MixedPrecisionQuantizationConfig¶
Class to configure the quantization process of the model when quantizing in mixed-precision:
- class model_compression_toolkit.core.MixedPrecisionQuantizationConfig(compute_distance_fn=None, distance_weighting_method=None, num_of_images=32, configuration_overwrite=None, num_interest_points_factor=1.0, use_hessian_based_scores=False, norm_scores=True, refine_mp_solution=True, metric_normalization_threshold=10000000000.0, hessian_batch_size=32, metric_normalization=MpMetricNormalization.NONE, metric_epsilon=1e-06, exp_distance_weighting_sigma=0.1, custom_metric_fn=None)¶
Class with mixed precision parameters to quantize the input model.
- Parameters:
compute_distance_fn (Callable) – Function to compute a distance between two tensors. If None, using pre-defined distance methods based on the layer type for each layer.
distance_weighting_method (MpDistanceWeighting) – distance weighting method to use. By default, MpDistanceWeighting.AVG.
num_of_images (int) – Number of images to use to evaluate the sensitivity of a mixed-precision model comparing to the float model.
configuration_overwrite (List[int]) – A list of integers that enables overwrite of mixed precision with a predefined one.
num_interest_points_factor (float) – A multiplication factor between zero and one (represents percentage) to reduce the number of interest points used to calculate the distance metric.
use_hessian_based_scores (bool) – Whether to use Hessian-based scores for weighted average distance metric computation. This is identical to passing distance_weighting_method=MpDistanceWeighting.HESSIAN.
norm_scores (bool) – Whether to normalize the returned scores for the weighted distance metric (to get values between 0 and 1).
refine_mp_solution (bool) – Whether to try to improve the final mixed-precision configuration using a greedy algorithm that searches layers to increase their bit-width, or not.
metric_normalization_threshold (float) – A threshold for checking the mixed precision distance metric values, In case of values larger than this threshold, the metric will be scaled to prevent numerical issues.
hessian_batch_size (int) – The Hessian computation batch size. used only if using mixed precision with Hessian-based objective.
metric_normalization (MpMetricNormalization) – Metric normalization method.

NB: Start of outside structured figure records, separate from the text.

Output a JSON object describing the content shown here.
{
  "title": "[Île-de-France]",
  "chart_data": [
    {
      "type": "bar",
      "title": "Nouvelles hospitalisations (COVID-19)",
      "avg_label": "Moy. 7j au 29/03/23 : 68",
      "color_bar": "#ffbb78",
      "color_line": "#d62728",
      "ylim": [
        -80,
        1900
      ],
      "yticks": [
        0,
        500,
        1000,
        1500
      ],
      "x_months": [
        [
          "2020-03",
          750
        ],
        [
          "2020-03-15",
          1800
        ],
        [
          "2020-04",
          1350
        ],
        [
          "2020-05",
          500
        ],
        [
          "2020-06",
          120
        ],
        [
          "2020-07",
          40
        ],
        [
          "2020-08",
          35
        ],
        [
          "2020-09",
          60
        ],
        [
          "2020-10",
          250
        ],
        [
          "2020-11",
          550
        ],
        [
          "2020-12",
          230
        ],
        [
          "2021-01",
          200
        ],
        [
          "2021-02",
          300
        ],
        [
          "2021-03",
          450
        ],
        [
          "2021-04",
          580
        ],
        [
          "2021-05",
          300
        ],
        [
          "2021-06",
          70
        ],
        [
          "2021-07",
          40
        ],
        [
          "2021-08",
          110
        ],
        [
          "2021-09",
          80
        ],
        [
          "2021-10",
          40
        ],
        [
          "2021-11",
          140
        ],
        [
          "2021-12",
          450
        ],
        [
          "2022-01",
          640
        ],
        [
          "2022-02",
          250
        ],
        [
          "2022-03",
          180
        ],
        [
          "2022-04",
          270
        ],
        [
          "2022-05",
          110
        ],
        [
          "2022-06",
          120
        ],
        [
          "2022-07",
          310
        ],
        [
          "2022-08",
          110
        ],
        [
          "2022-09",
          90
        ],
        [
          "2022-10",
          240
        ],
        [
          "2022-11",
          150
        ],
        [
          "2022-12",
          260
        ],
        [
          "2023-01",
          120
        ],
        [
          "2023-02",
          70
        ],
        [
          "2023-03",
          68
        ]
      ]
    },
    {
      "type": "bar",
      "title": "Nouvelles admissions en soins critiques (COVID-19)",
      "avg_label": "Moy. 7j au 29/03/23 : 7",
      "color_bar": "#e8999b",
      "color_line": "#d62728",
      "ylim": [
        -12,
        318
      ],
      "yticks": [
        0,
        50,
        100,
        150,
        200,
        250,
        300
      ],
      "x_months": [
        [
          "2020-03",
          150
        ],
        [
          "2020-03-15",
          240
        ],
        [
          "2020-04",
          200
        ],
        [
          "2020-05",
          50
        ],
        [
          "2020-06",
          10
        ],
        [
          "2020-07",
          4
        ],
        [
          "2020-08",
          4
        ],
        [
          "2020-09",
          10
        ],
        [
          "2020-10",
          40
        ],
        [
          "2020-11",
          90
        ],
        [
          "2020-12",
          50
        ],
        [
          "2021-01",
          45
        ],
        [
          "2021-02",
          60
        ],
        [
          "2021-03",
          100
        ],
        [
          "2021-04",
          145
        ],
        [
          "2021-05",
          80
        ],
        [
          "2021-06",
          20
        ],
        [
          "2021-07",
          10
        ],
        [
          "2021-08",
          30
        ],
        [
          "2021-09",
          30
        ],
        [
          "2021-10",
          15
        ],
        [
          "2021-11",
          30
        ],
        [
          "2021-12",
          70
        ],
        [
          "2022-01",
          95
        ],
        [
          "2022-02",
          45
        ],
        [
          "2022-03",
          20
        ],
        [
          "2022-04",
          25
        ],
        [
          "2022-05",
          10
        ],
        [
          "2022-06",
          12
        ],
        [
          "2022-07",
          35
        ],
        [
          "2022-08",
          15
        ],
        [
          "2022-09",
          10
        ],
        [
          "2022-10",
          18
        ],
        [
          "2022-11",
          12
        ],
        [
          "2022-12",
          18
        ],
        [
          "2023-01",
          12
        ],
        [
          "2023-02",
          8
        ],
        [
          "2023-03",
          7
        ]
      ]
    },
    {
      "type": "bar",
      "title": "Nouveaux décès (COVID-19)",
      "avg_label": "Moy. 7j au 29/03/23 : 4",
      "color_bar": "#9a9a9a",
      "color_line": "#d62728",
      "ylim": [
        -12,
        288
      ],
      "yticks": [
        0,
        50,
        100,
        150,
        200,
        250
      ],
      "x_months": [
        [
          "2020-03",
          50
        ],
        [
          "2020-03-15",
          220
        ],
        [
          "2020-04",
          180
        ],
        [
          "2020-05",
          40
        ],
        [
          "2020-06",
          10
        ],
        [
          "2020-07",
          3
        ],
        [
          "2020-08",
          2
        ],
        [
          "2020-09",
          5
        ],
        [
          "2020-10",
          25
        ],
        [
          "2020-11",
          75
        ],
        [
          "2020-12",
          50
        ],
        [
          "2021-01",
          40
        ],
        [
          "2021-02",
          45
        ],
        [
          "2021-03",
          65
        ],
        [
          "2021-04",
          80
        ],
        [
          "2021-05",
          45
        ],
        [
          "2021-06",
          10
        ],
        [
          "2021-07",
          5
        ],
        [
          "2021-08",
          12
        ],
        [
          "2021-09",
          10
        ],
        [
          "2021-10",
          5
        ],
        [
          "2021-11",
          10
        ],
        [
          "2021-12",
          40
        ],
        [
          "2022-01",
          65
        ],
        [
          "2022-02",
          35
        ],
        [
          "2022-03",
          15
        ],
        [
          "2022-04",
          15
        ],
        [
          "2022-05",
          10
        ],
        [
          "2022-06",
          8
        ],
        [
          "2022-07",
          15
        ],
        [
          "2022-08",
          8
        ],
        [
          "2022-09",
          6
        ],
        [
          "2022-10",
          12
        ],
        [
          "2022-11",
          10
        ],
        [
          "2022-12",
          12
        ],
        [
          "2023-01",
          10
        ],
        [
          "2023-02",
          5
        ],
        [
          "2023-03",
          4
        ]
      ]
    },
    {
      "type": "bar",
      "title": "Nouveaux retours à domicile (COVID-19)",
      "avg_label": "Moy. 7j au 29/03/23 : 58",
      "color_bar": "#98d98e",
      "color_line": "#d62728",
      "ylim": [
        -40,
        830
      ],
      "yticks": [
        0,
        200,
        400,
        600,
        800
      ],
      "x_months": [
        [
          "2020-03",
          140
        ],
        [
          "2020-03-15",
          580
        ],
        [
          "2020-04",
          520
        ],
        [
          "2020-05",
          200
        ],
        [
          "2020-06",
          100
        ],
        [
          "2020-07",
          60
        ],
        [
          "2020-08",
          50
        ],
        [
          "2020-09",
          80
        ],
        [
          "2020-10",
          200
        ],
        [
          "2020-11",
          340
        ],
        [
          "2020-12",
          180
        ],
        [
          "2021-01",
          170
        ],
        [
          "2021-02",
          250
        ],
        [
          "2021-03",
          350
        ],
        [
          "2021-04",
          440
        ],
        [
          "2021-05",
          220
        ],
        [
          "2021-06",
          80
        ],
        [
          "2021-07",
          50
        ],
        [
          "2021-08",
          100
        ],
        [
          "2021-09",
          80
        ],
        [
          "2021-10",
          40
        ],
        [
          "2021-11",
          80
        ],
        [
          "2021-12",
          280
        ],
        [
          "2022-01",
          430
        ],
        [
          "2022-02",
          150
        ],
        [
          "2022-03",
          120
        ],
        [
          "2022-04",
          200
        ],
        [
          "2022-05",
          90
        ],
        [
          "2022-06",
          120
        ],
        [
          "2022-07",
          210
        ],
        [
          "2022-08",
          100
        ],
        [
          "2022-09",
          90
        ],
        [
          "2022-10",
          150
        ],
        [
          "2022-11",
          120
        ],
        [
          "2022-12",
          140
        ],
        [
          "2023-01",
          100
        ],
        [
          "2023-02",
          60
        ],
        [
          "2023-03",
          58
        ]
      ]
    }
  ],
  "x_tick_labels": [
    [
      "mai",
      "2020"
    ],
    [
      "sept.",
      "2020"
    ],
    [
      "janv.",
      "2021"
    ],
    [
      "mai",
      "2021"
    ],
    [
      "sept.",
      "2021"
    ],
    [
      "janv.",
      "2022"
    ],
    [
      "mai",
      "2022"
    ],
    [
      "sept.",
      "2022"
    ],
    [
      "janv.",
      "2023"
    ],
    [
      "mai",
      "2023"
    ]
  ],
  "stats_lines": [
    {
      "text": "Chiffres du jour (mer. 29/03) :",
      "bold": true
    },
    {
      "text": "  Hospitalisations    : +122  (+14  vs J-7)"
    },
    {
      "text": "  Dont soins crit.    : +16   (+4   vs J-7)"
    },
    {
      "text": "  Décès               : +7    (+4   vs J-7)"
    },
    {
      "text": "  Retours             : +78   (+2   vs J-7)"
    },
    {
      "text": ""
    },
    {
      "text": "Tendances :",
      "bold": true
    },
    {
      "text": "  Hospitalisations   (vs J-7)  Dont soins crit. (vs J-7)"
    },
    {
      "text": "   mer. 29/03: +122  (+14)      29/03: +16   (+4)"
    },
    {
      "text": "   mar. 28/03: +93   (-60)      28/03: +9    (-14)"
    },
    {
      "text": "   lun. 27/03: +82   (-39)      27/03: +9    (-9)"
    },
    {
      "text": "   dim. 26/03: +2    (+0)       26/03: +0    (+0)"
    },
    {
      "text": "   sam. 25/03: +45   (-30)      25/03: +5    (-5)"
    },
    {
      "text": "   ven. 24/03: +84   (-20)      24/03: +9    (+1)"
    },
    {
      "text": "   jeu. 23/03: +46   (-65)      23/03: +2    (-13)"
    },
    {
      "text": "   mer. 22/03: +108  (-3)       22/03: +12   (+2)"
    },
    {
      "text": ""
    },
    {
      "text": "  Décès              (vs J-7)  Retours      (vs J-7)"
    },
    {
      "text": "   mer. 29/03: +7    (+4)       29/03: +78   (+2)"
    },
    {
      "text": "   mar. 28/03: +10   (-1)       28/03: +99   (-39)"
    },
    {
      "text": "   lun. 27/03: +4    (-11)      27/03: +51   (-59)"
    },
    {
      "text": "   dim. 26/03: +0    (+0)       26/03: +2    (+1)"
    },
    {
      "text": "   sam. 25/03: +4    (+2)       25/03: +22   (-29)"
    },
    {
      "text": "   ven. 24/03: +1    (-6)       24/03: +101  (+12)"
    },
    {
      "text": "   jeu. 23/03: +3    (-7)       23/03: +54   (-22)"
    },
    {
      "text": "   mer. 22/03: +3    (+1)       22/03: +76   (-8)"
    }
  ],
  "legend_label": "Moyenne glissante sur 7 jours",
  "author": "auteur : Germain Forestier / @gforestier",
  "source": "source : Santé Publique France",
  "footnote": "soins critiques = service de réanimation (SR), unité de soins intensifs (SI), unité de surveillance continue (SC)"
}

metric_epsilon (float | None) – ensure minimal distance between the metric for any non-max-bidwidth candidate and a max-bitwidth candidate, i.e. metric(non-max-bitwidth) >= metric(max-bitwidth) + epsilon. If none, the computed metrics are used as is.

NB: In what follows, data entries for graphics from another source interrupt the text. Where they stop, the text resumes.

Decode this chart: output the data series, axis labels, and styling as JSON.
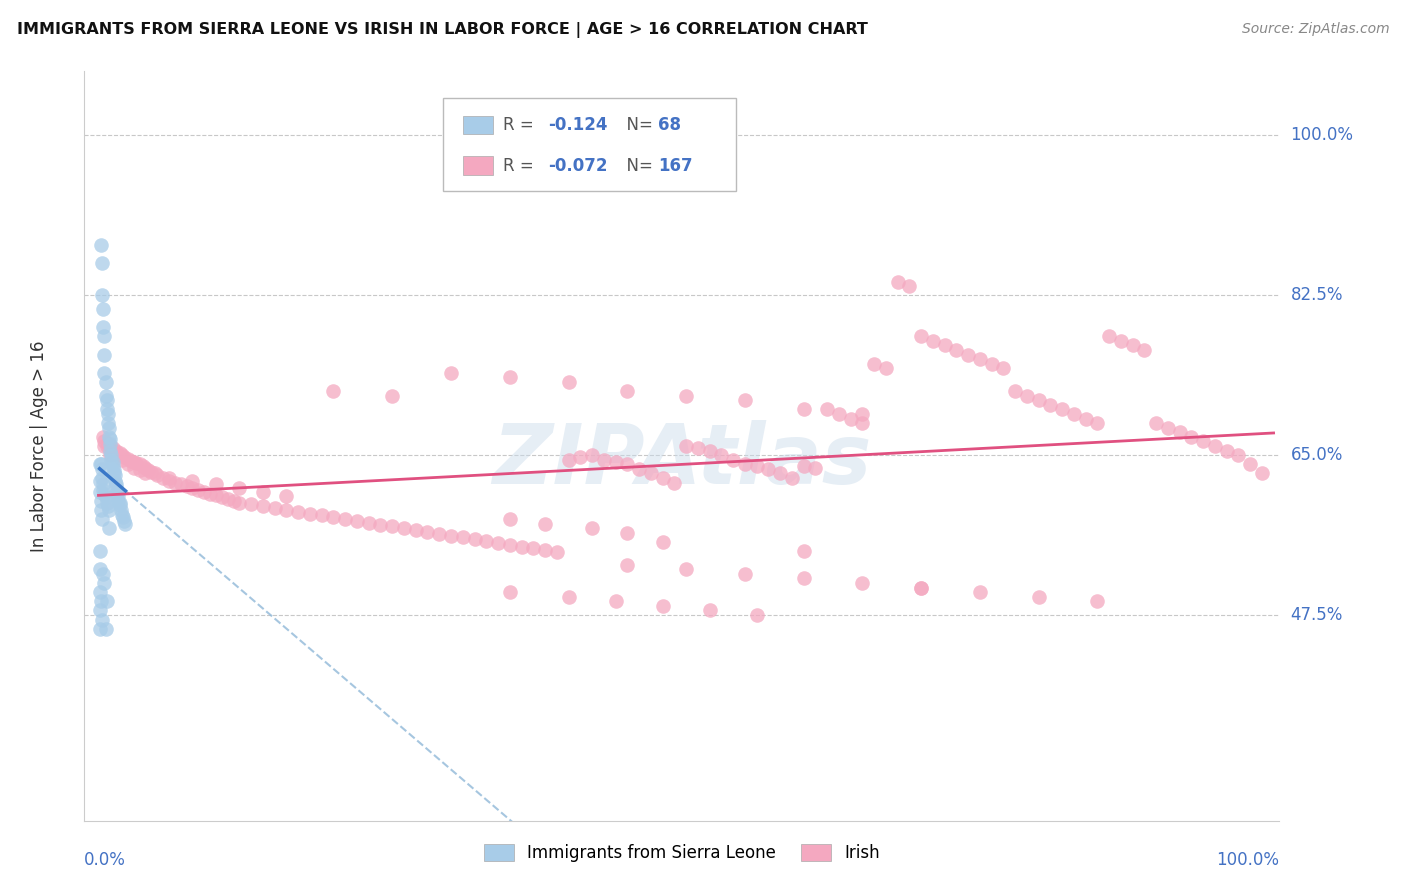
{
  "title": "IMMIGRANTS FROM SIERRA LEONE VS IRISH IN LABOR FORCE | AGE > 16 CORRELATION CHART",
  "source": "Source: ZipAtlas.com",
  "ylabel": "In Labor Force | Age > 16",
  "y_ticks": [
    0.475,
    0.65,
    0.825,
    1.0
  ],
  "y_tick_labels": [
    "47.5%",
    "65.0%",
    "82.5%",
    "100.0%"
  ],
  "legend_blue_R": "-0.124",
  "legend_blue_N": "68",
  "legend_pink_R": "-0.072",
  "legend_pink_N": "167",
  "blue_color": "#a8cce8",
  "pink_color": "#f4a8c0",
  "blue_line_color": "#3a78c8",
  "pink_line_color": "#e05080",
  "dashed_line_color": "#90b8d8",
  "watermark": "ZIPAtlas",
  "blue_scatter_x": [
    0.002,
    0.003,
    0.003,
    0.004,
    0.004,
    0.005,
    0.005,
    0.005,
    0.006,
    0.006,
    0.007,
    0.007,
    0.008,
    0.008,
    0.009,
    0.009,
    0.01,
    0.01,
    0.01,
    0.011,
    0.011,
    0.012,
    0.012,
    0.013,
    0.013,
    0.014,
    0.014,
    0.015,
    0.015,
    0.016,
    0.016,
    0.017,
    0.017,
    0.018,
    0.018,
    0.019,
    0.02,
    0.021,
    0.022,
    0.023,
    0.002,
    0.003,
    0.003,
    0.004,
    0.004,
    0.005,
    0.006,
    0.007,
    0.008,
    0.009,
    0.001,
    0.001,
    0.001,
    0.002,
    0.002,
    0.003,
    0.001,
    0.001,
    0.001,
    0.001,
    0.001,
    0.002,
    0.003,
    0.004,
    0.005,
    0.006,
    0.007,
    0.009
  ],
  "blue_scatter_y": [
    0.88,
    0.86,
    0.825,
    0.81,
    0.79,
    0.78,
    0.76,
    0.74,
    0.73,
    0.715,
    0.71,
    0.7,
    0.695,
    0.685,
    0.68,
    0.67,
    0.668,
    0.662,
    0.655,
    0.65,
    0.645,
    0.642,
    0.638,
    0.634,
    0.63,
    0.628,
    0.622,
    0.618,
    0.615,
    0.61,
    0.608,
    0.605,
    0.6,
    0.598,
    0.595,
    0.59,
    0.585,
    0.582,
    0.578,
    0.575,
    0.64,
    0.635,
    0.625,
    0.618,
    0.612,
    0.608,
    0.604,
    0.598,
    0.594,
    0.59,
    0.64,
    0.622,
    0.61,
    0.6,
    0.59,
    0.58,
    0.545,
    0.525,
    0.5,
    0.48,
    0.46,
    0.49,
    0.47,
    0.52,
    0.51,
    0.46,
    0.49,
    0.57
  ],
  "pink_scatter_x": [
    0.004,
    0.005,
    0.007,
    0.008,
    0.01,
    0.012,
    0.015,
    0.018,
    0.02,
    0.022,
    0.025,
    0.028,
    0.03,
    0.032,
    0.035,
    0.038,
    0.04,
    0.042,
    0.045,
    0.048,
    0.05,
    0.055,
    0.06,
    0.065,
    0.07,
    0.075,
    0.08,
    0.085,
    0.09,
    0.095,
    0.1,
    0.105,
    0.11,
    0.115,
    0.12,
    0.13,
    0.14,
    0.15,
    0.16,
    0.17,
    0.18,
    0.19,
    0.2,
    0.21,
    0.22,
    0.23,
    0.24,
    0.25,
    0.26,
    0.27,
    0.28,
    0.29,
    0.3,
    0.31,
    0.32,
    0.33,
    0.34,
    0.35,
    0.36,
    0.37,
    0.38,
    0.39,
    0.4,
    0.41,
    0.42,
    0.43,
    0.44,
    0.45,
    0.46,
    0.47,
    0.48,
    0.49,
    0.5,
    0.51,
    0.52,
    0.53,
    0.54,
    0.55,
    0.56,
    0.57,
    0.58,
    0.59,
    0.6,
    0.61,
    0.62,
    0.63,
    0.64,
    0.65,
    0.66,
    0.67,
    0.68,
    0.69,
    0.7,
    0.71,
    0.72,
    0.73,
    0.74,
    0.75,
    0.76,
    0.77,
    0.78,
    0.79,
    0.8,
    0.81,
    0.82,
    0.83,
    0.84,
    0.85,
    0.86,
    0.87,
    0.88,
    0.89,
    0.9,
    0.91,
    0.92,
    0.93,
    0.94,
    0.95,
    0.96,
    0.97,
    0.98,
    0.99,
    0.005,
    0.01,
    0.015,
    0.02,
    0.025,
    0.03,
    0.035,
    0.04,
    0.06,
    0.08,
    0.1,
    0.12,
    0.14,
    0.16,
    0.3,
    0.35,
    0.4,
    0.45,
    0.5,
    0.55,
    0.6,
    0.65,
    0.2,
    0.25,
    0.35,
    0.38,
    0.42,
    0.45,
    0.48,
    0.6,
    0.65,
    0.7,
    0.35,
    0.4,
    0.44,
    0.48,
    0.52,
    0.56,
    0.45,
    0.5,
    0.55,
    0.6,
    0.7,
    0.75,
    0.8,
    0.85
  ],
  "pink_scatter_y": [
    0.67,
    0.665,
    0.66,
    0.662,
    0.66,
    0.658,
    0.655,
    0.652,
    0.65,
    0.648,
    0.646,
    0.644,
    0.643,
    0.641,
    0.64,
    0.638,
    0.636,
    0.634,
    0.632,
    0.63,
    0.628,
    0.625,
    0.622,
    0.62,
    0.618,
    0.616,
    0.614,
    0.612,
    0.61,
    0.608,
    0.606,
    0.604,
    0.602,
    0.6,
    0.598,
    0.596,
    0.594,
    0.592,
    0.59,
    0.588,
    0.586,
    0.584,
    0.582,
    0.58,
    0.578,
    0.576,
    0.574,
    0.572,
    0.57,
    0.568,
    0.566,
    0.564,
    0.562,
    0.56,
    0.558,
    0.556,
    0.554,
    0.552,
    0.55,
    0.548,
    0.546,
    0.544,
    0.645,
    0.648,
    0.65,
    0.645,
    0.642,
    0.64,
    0.635,
    0.63,
    0.625,
    0.62,
    0.66,
    0.658,
    0.655,
    0.65,
    0.645,
    0.64,
    0.638,
    0.635,
    0.63,
    0.625,
    0.638,
    0.636,
    0.7,
    0.695,
    0.69,
    0.685,
    0.75,
    0.745,
    0.84,
    0.835,
    0.78,
    0.775,
    0.77,
    0.765,
    0.76,
    0.755,
    0.75,
    0.745,
    0.72,
    0.715,
    0.71,
    0.705,
    0.7,
    0.695,
    0.69,
    0.685,
    0.78,
    0.775,
    0.77,
    0.765,
    0.685,
    0.68,
    0.675,
    0.67,
    0.665,
    0.66,
    0.655,
    0.65,
    0.64,
    0.63,
    0.66,
    0.65,
    0.65,
    0.645,
    0.64,
    0.636,
    0.634,
    0.63,
    0.625,
    0.622,
    0.618,
    0.614,
    0.61,
    0.605,
    0.74,
    0.735,
    0.73,
    0.72,
    0.715,
    0.71,
    0.7,
    0.695,
    0.72,
    0.715,
    0.58,
    0.575,
    0.57,
    0.565,
    0.555,
    0.545,
    0.51,
    0.505,
    0.5,
    0.495,
    0.49,
    0.485,
    0.48,
    0.475,
    0.53,
    0.525,
    0.52,
    0.515,
    0.505,
    0.5,
    0.495,
    0.49
  ]
}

exp_distance_weighting_sigma (float) – sigma for exponential weighting method. A distance for each interest point is normalized by sigma prior to applying exponent.
custom_metric_fn (Callable) – Function to compute a custom metric. As input gets the model_mp and returns a float value for metric. If None, uses interest point metric.
MpDistanceWeighting¶
- class model_compression_toolkit.core.MpDistanceWeighting(value)¶
Defines interest points distances weighting methods.
AVG - take the average distance over all interest points.
LAST_LAYER - take only the distance of the last interest point.
EXP - weighted average with weights based on exponent of negative distances between activations of the quantized and the float models.
HESSIAN - weighted average with Hessians as weights.
MpMetricNormalization¶
- class model_compression_toolkit.core.MpMetricNormalization(value)¶
MAXBIT: normalize sensitivity metrics of layer candidates by max-bitwidth candidate (of that layer).
MINBIT: normalize sensitivity metrics of layer candidates by min-bitwidth candidate (of that layer).
NONE: no normalization.